Dealing with Failures
After the collection is committed by the user, LTS performs a serie of checks on the uploaded data and requests an handle to the ePIC handle service. If any error occurs during this phase the collection state will be FAILED
. Possible reasons for this state are:
- a failure in one of the LTS microservices
- a failure in one of the underneath services (object store, handle server, database server etc ..)

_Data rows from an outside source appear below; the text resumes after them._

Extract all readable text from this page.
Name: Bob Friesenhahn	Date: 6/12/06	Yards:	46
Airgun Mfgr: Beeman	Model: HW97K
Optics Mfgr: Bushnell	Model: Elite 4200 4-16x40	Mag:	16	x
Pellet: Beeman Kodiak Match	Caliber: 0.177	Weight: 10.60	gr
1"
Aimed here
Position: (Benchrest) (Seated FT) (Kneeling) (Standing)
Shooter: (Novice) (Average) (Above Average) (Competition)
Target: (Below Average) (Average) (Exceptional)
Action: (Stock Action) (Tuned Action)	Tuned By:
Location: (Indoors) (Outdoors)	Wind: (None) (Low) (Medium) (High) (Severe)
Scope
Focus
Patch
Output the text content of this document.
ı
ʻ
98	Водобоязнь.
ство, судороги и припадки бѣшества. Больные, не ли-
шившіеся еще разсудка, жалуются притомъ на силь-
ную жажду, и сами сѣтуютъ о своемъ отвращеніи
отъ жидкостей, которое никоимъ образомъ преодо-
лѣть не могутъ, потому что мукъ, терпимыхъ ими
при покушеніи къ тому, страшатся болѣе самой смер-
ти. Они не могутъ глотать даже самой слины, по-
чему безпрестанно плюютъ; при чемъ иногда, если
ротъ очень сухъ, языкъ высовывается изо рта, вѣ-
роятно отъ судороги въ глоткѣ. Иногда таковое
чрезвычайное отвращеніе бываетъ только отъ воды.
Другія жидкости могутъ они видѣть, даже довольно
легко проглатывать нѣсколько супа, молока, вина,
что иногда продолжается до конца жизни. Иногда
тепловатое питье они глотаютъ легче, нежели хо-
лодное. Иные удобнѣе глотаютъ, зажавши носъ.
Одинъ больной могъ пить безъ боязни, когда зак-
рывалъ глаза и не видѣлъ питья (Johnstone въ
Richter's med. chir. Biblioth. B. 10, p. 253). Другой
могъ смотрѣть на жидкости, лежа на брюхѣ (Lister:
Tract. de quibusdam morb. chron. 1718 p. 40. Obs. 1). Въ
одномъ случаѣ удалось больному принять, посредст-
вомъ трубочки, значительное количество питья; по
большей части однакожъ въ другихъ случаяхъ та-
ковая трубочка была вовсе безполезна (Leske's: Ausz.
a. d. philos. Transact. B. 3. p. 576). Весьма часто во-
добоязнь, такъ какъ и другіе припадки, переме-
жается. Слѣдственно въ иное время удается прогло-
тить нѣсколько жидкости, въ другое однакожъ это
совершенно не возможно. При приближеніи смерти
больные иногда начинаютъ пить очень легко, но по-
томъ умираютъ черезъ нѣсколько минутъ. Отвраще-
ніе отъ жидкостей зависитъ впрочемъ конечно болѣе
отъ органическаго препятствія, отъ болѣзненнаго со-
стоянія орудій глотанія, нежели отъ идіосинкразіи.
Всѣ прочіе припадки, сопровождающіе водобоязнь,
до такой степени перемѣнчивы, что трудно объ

- one or more data files were not uploaded
- one or more data file checksums are wrong
When in state FAILED
the collection is still editable. The user will have to review the content of the collection, fix the checksum or re-upload files if he/she spots anything wrong or missing. Then the collection needs to be saved and the validation retried. The validation process can be retried clicking on "Retry Data Collection" from the web portal or through the commit
endpoint if using the RESTful API.
Downloading data from LTS
The data is publicly accessible via the HTTP protocol once the status of the collection has entered the COMPLETED
step. Its URL can be found under the "Handle" attribute of the data collection.
Further Documentation
The Long Term Storage webinar, held in June 2021, provides an description of the Long Term Storage service use case, its architecture and workflow, and a demonstration of the Web Portal.
The RESTful API HowTo provides some usage examples for the LTS API with curl
and Python.
The Web portal: create a data collection page provides usage examples for the creation of a data collection in the LTS web portal.
The Web portal: define and upload objects page provides usage examples for definition and the upload of data collection objects in the LTS web portal.
The Licensing guide provides information about the data licenses available in LTS.
The Landing page page provides information about the LTS landing page.